Die Flamme lebt im Spiel ihrer Kräfte. „Tradition ist nicht die Anbetung der Asche, sondern die Weitergabe des Feuers“, hat der französische Politiker Jean Jaurès 1910 gesagt, am Vorabend des Ersten Weltkriegs. Schon damals musste daran erinnert werden, dass Tradition verjüngt, erneuert und in zeitgemäße Gestalt gebracht werden muss, damit die Völker zusammenleben können. Heute steht der Satz für die deutsch-französische Kulturfreundschaft, im Kern der Europäischen Vereinigung für Frieden und Wohlstand. Dieser kulturelle Keim des alten Europas kann auch über Europa und Asien hinaus wirksam werden.

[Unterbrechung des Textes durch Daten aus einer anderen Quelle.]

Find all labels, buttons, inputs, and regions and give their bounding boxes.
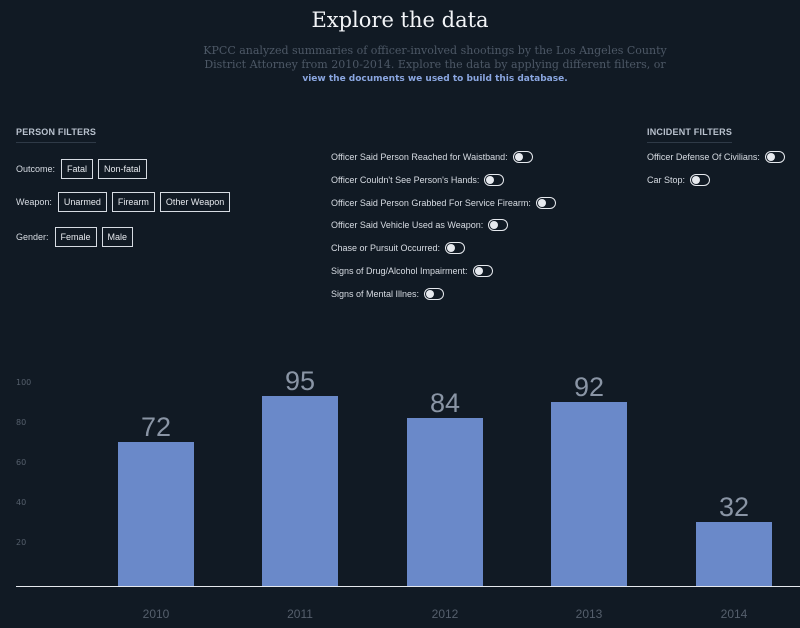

Eine der jungen treibenden Kräfte für die Neubelebung des Gedankens der Vereinten Nationen ist BRICS, eine weitere Initiative, an deren Gründung China beteiligt ist. Wieder steht die Fünf für die Grundlagen der gemeinsamen Ordnung: mit den fünf namensgebenden Ländern Brasilien, Russland, Indien, China und Südafrika war 2010 die Basis komplett, ein vielversprechendes Symbol! Wieder steht der Respekt vor der Integrität und Eigenständigkeit aller Länder im Mittelpunkt einer multipolaren Weltordnung. Auch hier kann Zusammenarbeit den Zusammenhalt stärken. Derzeit ist fast die Hälfte der Weltbevölkerung einbezogen, mit einem besonders hohen Anteil junger Menschen.
Bis jetzt hat die Völkergemeinschaft keinen besseren Begriff für das Zusammenspielen der Jugend gefunden als die Olympiade. Vielleicht wird das so bleiben – der Geist der neuen Welt ist frei darin, diese Spiele ihrer ursprünglichen Idee gemäß neu zu denken.